Loi italienne: elle régit l’accord si les parties l’ont choisi ou, en l’absence de choix, si l’agent a sa résidence ou son siège en Italie.

Les CBA: ils ne s’appliqueraient pas (puisque l’agent s’exécute à l’étranger), sauf s’ils sont expressément mentionnés dans l’accord, ou s’ils s’appliquent de facto.

Enasarco: selon l’avis du ministère du travail, l’enregistrement est obligatoire lorsque l’agent, bien qu’engagé pour travailler à l’étranger, a sa résidence et exerce une partie substantielle de son activité en Italie, ou a en Italie son centre d’intérêt, ou exerce à l’étranger pour une période ne dépassant pas 24 mois, à condition que les règlements de l’UE soient applicables.
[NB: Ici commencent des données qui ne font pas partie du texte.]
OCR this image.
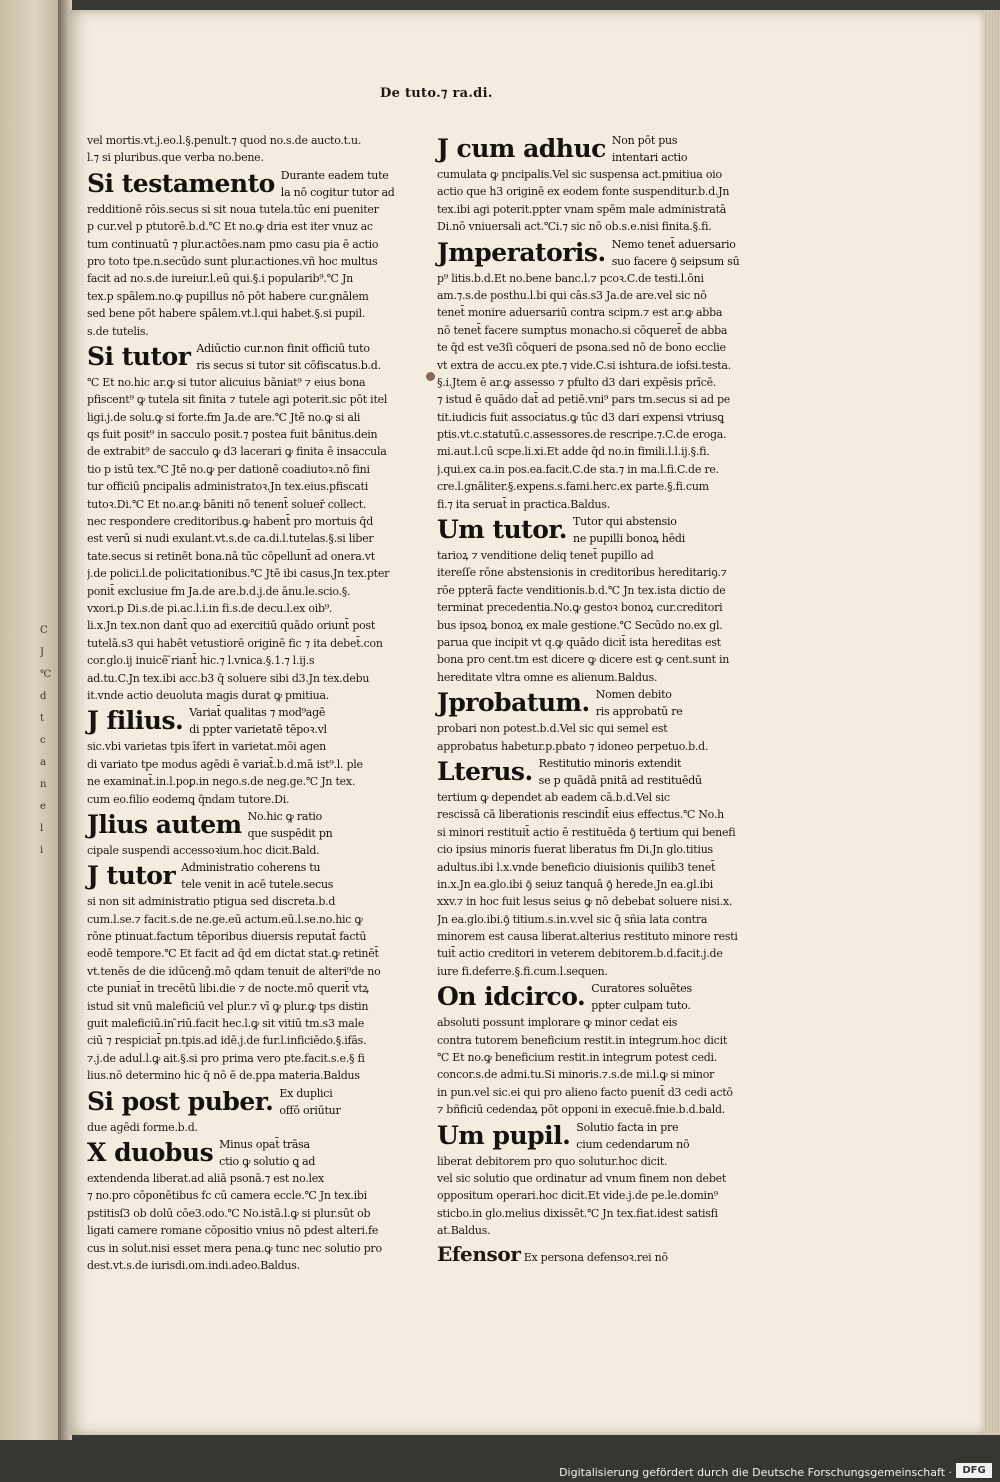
C
J
℃
d
t
c
a
n
e
l
i
De tuto.⁊ ra.di.
vel mortis.vt.j.eo.l.§.penult.⁊ quod no.s.de aucto.t.u.
l.⁊ si pluribus.que verba no.bene.
Si testamento Durante eadem tute
la nō cogitur tutor ad
redditionē rōis.secus si sit noua tutela.tūc eni pueniter
p cur.vel p ptutorē.b.d.℃ Et no.ꝙ dria est iter vnuz ac
tum continuatū ⁊ plur.actōes.nam pmo casu pia ē actio
pro toto tpe.n.secūdo sunt plur.actiones.vñ hoc multus
facit ad no.s.de iureiur.l.eū qui.§.i popularib⁹.℃ Jn
tex.p spālem.no.ꝙ pupillus nō pōt habere cur.gnālem
sed bene pōt habere spālem.vt.l.qui habet.§.si pupil.
s.de tutelis.
Si tutor Adiūctio cur.non finit officiū tuto
ris secus si tutor sit cōfiscatus.b.d.
℃ Et no.hic ar.ꝙ si tutor alicuius bāniat⁹ ⁊ eius bona
pfiscent⁹ ꝙ tutela sit finita ⁊ tutele agi poterit.sic pōt itel
ligi.j.de solu.ꝙ si forte.fm Ja.de are.℃ Jtē no.ꝙ si ali
qs fuit posit⁹ in sacculo posit.⁊ postea fuit bānitus.dein
de extrabit⁹ de sacculo ꝙ d3 lacerari ꝙ finita ē insaccula
tio p istū tex.℃ Jtē no.ꝙ per dationē coadiutoꝛ.nō fini
tur officiū pncipalis administratoꝛ.Jn tex.eius.pfiscati
tutoꝛ.Di.℃ Et no.ar.ꝙ bāniti nō tenent̄ soluer̄ collect.
nec respondere creditoribus.ꝙ habent̄ pro mortuis q̄d
est verū si nudi exulant.vt.s.de ca.di.l.tutelas.§.si liber
tate.secus si retinēt bona.nā tūc cōpellunt̄ ad onera.vt
j.de polici.l.de policitationibus.℃ Jtē ibi casus.Jn tex.pter
ponit̄ exclusiue fm Ja.de are.b.d.j.de ānu.le.scio.§.
vxori.p Di.s.de pi.ac.l.i.in fi.s.de decu.l.ex oib⁹.
li.x.Jn tex.non dant̄ quo ad exercitiū quādo oriunt̄ post
tutelā.s3 qui habēt vetustiorē originē fic ⁊ ita debet̄.con
cor.glo.ij inuicē ̄riant̄ hic.⁊ l.vnica.§.1.⁊ l.ij.s
ad.tu.C.Jn tex.ibi acc.b3 q̄ soluere sibi d3.Jn tex.debu
it.vnde actio deuoluta magis durat ꝙ pmitiua.
J filius. Variat̄ qualitas ⁊ mod⁹agē
di ppter varietatē tēpoꝛ.vl
sic.vbi varietas tpis īfert in varietat.mōi agen
di variato tpe modus agēdi ē variat̄.b.d.mā ist⁹.l. ple
ne examinat̄.in.l.poꝑ.in nego.s.de neg.ge.℃ Jn tex.
cum eo.filio eodemꝗ q̄ndam tutore.Di.
Jlius autem No.hic ꝙ ratio
que suspēdit pn
cipale suspendi accessoꝛium.hoc dicit.Bald.
J tutor Administratio coherens tu
tele venit in acē tutele.secus
si non sit administratio ptigua sed discreta.b.d
cum.l.se.⁊ facit.s.de ne.ge.eū actum.eū.l.se.no.hic ꝙ
rōne ptinuat.factum tēporibus diuersis reputat̄ factū
eodē tempore.℃ Et facit ad q̄d em dictat stat.ꝙ retinēt̄
vt.tenēs de die idūcenḡ.mō qdam tenuit de alteri⁹de no
cte puniat̄ in trecētū libi.die ⁊ de nocte.mō querit̄ vtꝝ
istud sit vnū maleficiū vel plur.⁊ vī ꝙ plur.ꝙ tps distin
guit maleficiū.in ̄riū.facit hec.l.ꝙ sit vitiū tm.s3 male
ciū ⁊ respiciat̄ pn.tpis.ad idē.j.de fur.l.inficiēdo.§.ifās.
⁊.j.de adul.l.ꝙ ait.§.si pro prima vero pte.facit.s.e.§ fi
lius.nō determino hic q̄ nō ē de.ppa materia.Baldus
Si post puber. Ex duplici
offō oriūtur
due agēdi forme.b.d.
X duobus Minus opat̄ trāsa
ctio ꝙ solutio ꝗ ad
extendenda liberat.ad aliā psonā.⁊ est no.lex
⁊ no.pro cōponētibus fc cū camera eccle.℃ Jn tex.ibi
pstitisſ3 ob dolū cōe3.odo.℃ No.istā.l.ꝙ si plur.sūt ob
ligati camere romane cōpositio vnius nō pdest alteri.fe
cus in solut.nisi esset mera pena.ꝙ tunc nec solutio pro
dest.vt.s.de iurisdi.om.indi.adeo.Baldus.
J cum adhuc Non pōt pus
intentari actio
cumulata ꝙ pncipalis.Vel sic suspensa act.pmitiua oio
actio que h3 originē ex eodem fonte suspenditur.b.d.Jn
tex.ibi agi poterit.ppter vnam spēm male administratā
Di.nō vniuersali act.℃i.⁊ sic nō ob.s.e.nisi finita.§.fi.
Jmperatoris. Nemo tenet̄ aduersario
suo facere ꝯ̄ seipsum sū
p⁹ litis.b.d.Et no.bene banc.l.⁊ pcoꝛ.C.de testi.l.ōni
am.⁊.s.de posthu.l.bi qui cās.s3 Ja.de are.vel sic nō
tenet̄ monire aduersariū contra scipm.⁊ est ar.ꝙ abba
nō tenet̄ facere sumptus monacho.si cōqueret̄ de abba
te q̄d est ve3ſi cōqueri de psona.sed nō de bono ecclie
vt extra de accu.ex pte.⁊ vide.C.si ishtura.de iofsi.testa.
§.i.Jtem ē ar.ꝙ assesso ⁊ pfulto d3 dari expēsis prīcē.
⁊ istud ē quādo dat̄ ad petiē.vni⁹ pars tm.secus si ad pe
tit.iudicis fuit associatus.ꝙ tūc d3 dari expensi vtriusꝗ
ptis.vt.c.statutū.c.assessores.de rescripe.⁊.C.de eroga.
mi.aut.l.cū scpe.li.xi.Et adde q̄d no.in fimili.l.l.ij.§.fi.
j.qui.ex ca.in pos.ea.facit.C.de sta.⁊ in ma.l.fi.C.de re.
cre.l.gnāliter.§.expens.s.fami.herc.ex parte.§.fi.cum
fi.⁊ ita seruat̄ in practica.Baldus.
Um tutor. Tutor qui abstensio
ne pupilli bonoꝝ hēdi
tarioꝝ ⁊ venditione deliq tenet̄ pupillo ad
itereſſe rōne abstensionis in creditoribus hereditariꝯ.⁊
rōe ppterā facte venditionis.b.d.℃ Jn tex.ista dictio de
terminat precedentia.No.ꝙ gestoꝛ bonoꝝ cur.creditori
bus ipsoꝝ bonoꝝ ex male gestione.℃ Secūdo no.ex gl.
parua que incipit vt q.ꝙ quādo dicit̄ ista hereditas est
bona pro cent.tm est dicere ꝙ dicere est ꝙ cent.sunt in
hereditate vltra omne es alienum.Baldus.
Jprobatum. Nomen debito
ris approbatū re
probari non potest.b.d.Vel sic qui semel est
approbatus habetur.p.pbato ⁊ idoneo perpetuo.b.d.
Lterus. Restitutio minoris extendit
se p quādā pnitā ad restituēdū
tertium ꝙ dependet ab eadem cā.b.d.Vel sic
rescissā cā liberationis rescindit̄ eius effectus.℃ No.h
si minori restituit̄ actio ē restituēda ꝯ̄ tertium qui benefi
cio ipsius minoris fuerat liberatus fm Di.Jn glo.titius
adultus.ibi l.x.vnde beneficio diuisionis quilib3 tenet̄
in.x.Jn ea.glo.ibi ꝯ̄ seiuz tanquā ꝯ̄ herede.Jn ea.gl.ibi
xxv.⁊ in hoc fuit lesus seius ꝙ nō debebat soluere nisi.x.
Jn ea.glo.ibi.ꝯ̄ titium.s.in.v.vel sic q̄ sñia lata contra
minorem est causa liberat.alterius restituto minore resti
tuit̄ actio creditori in veterem debitorem.b.d.facit.j.de
iure fi.deferre.§.fi.cum.l.sequen.
On idcirco. Curatores soluētes
ppter culpam tuto.
absoluti possunt implorare ꝙ minor cedat eis
contra tutorem beneficium restit.in integrum.hoc dicit
℃ Et no.ꝙ beneficium restit.in integrum potest cedi.
concor.s.de admi.tu.Si minoris.⁊.s.de mi.l.ꝙ si minor
in pun.vel sic.ei qui pro alieno facto puenit̄ d3 cedi actō
⁊ bñficiū cedendaꝝ pōt opponi in execuē.fnie.b.d.bald.
Um pupil. Solutio facta in pre
cium cedendarum nō
liberat debitorem pro quo solutur.hoc dicit.
vel sic solutio que ordinatur ad vnum finem non debet
oppositum operari.hoc dicit.Et vide.j.de pe.le.domin⁹
sticbo.in glo.melius dixissēt.℃ Jn tex.fiat.idest satisfi
at.Baldus.
Efensor Ex persona defensoꝛ.rei nō
Digitalisierung gefördert durch die Deutsche Forschungsgemeinschaft ·	DFG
Dans le cas où le contrat d’agence doit être exécuté dans un pays non membre de l’UE, il faut évaluer de temps en temps si l’enregistrement est obligatoire.

Chambre de commerce: un agent ayant commencé son activité et établi en tant qu’entité en Italie est en principe obligé de s’enregistrer auprès de la Chambre de commerce.

Règles de procédure (articles 409 et suivants du CPC) : les règles s’appliquent si l’agent est une personne physique ou un entrepreneur individuel basé en Italie et que la juridiction italienne est convenue.

Remarques finales

Nous espérons que cette analyse, bien que non exhaustive, pourra aider à comprendre les conséquences possibles de l’application du droit italien à un contrat d’agence internationale, et à faire des choix prudents lors de la rédaction du contrat. Comme toujours, nous recommandons de ne pas s’appuyer sur des formulaires de contrat standard ou des précédents sans avoir prêté l’attention nécessaire à toutes les circonstances de chaque cas.